A high NLR indicates an increased neutrophil count and/or a decreased lymphocyte count, as well as relative lymphopenia. Lymphocytes have a crucial role in tumor defence by inducing cytotoxic cell death and inhibiting tumor cell proliferation and migration (Coussens and Werb 2002; Mantovani et al., 2008).
A low lymphocyte count was an independent unfavorable prognostic factor of disease-free survival in patients with NSCLC (Zhang et al., 2013). Low lymphocyte count was also related with lymphatic invasion and recurrence of NSCLC but the peripheral neutrophil count had no impact on survival (Zhang et al., 2013). In this study, the lymphocyte count of surviving patients was higher but the neutrophil count was lower than of those who died. With every 1 unit increase in lymphocyte count caused a 5.5% decrease in risk of periodic death ((1/0.947)x100=5.5%).
Anemia has been previously shown to be an independent prognostic factor for the survival rate of cancer patients (Sheikh and Littlewood 2010) and its presence is associated with decreased survival in almost all cancer types that have been studied (Caro et al., 2001). Anemia also plays a role in the prognosis of LC patients. In the current study, the Hb and Htc values in patients who survived were significantly higher than in those who died.
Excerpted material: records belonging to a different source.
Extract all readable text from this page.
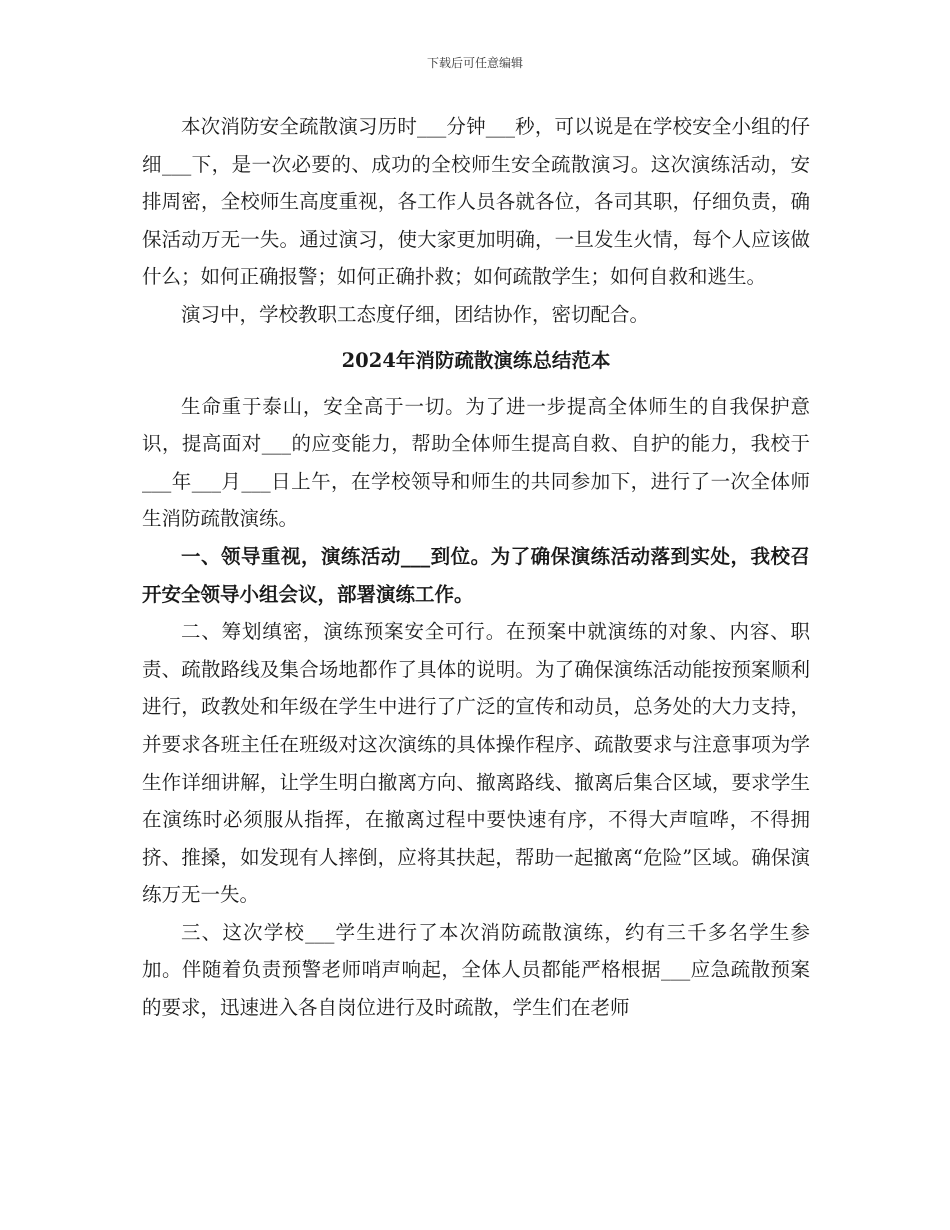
下载后可任意编辑

本次消防安全疏散演习历时___分钟___秒，可以说是在学校安全小组的仔细___下，是一次必要的、成功的全校师生安全疏散演习。这次演练活动，安排周密，全校师生高度重视，各工作人员各就各位，各司其职，仔细负责，确保活动万无一失。通过演习，使大家更加明确，一旦发生火情，每个人应该做什么；如何正确报警；如何正确扑救；如何疏散学生；如何自救和逃生。

演习中，学校教职工态度仔细，团结协作，密切配合。

2024年消防疏散演练总结范本

生命重于泰山，安全高于一切。为了进一步提高全体师生的自我保护意识，提高面对___的应变能力，帮助全体师生提高自救、自护的能力，我校于___年___月___日上午，在学校领导和师生的共同参加下，进行了一次全体师生消防疏散演练。

一、领导重视，演练活动___到位。为了确保演练活动落到实处，我校召开安全领导小组会议，部署演练工作。

二、筹划缜密，演练预案安全可行。在预案中就演练的对象、内容、职责、疏散路线及集合场地都作了具体的说明。为了确保演练活动能按预案顺利进行，政教处和年级在学生中进行了广泛的宣传和动员，总务处的大力支持，并要求各班主任在班级对这次演练的具体操作程序、疏散要求与注意事项为学生作详细讲解，让学生明白撤离方向、撤离路线、撤离后集合区域，要求学生在演练时必须服从指挥，在撤离过程中要快速有序，不得大声喧哗，不得拥挤、推搡，如发现有人摔倒，应将其扶起，帮助一起撤离“危险”区域。确保演练万无一失。

三、这次学校___学生进行了本次消防疏散演练，约有三千多名学生参加。伴随着负责预警老师哨声响起，全体人员都能严格根据___应急疏散预案的要求，迅速进入各自岗位进行及时疏散，学生们在老师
It was also found that with every 1 unit increase in Hb value, there was a decrease of 11.3% in the risk of periodic death ((1/0.898)x100=11.3%).
Limitations of this study can be considered to be that it was retrospective and there was an inequality in the SCLC and NSCLC patient numbers.
In conclusion, the results of this study demonstrated that lymphocyte count, neutrophil count, Hb, Htc, and NLR are useful in determining prognosis in LC patients and NLR could be more significant in determining the prognosis in NSCLC than in SCLC patients.
Disclosure
The authors have no conflict of interests to declare.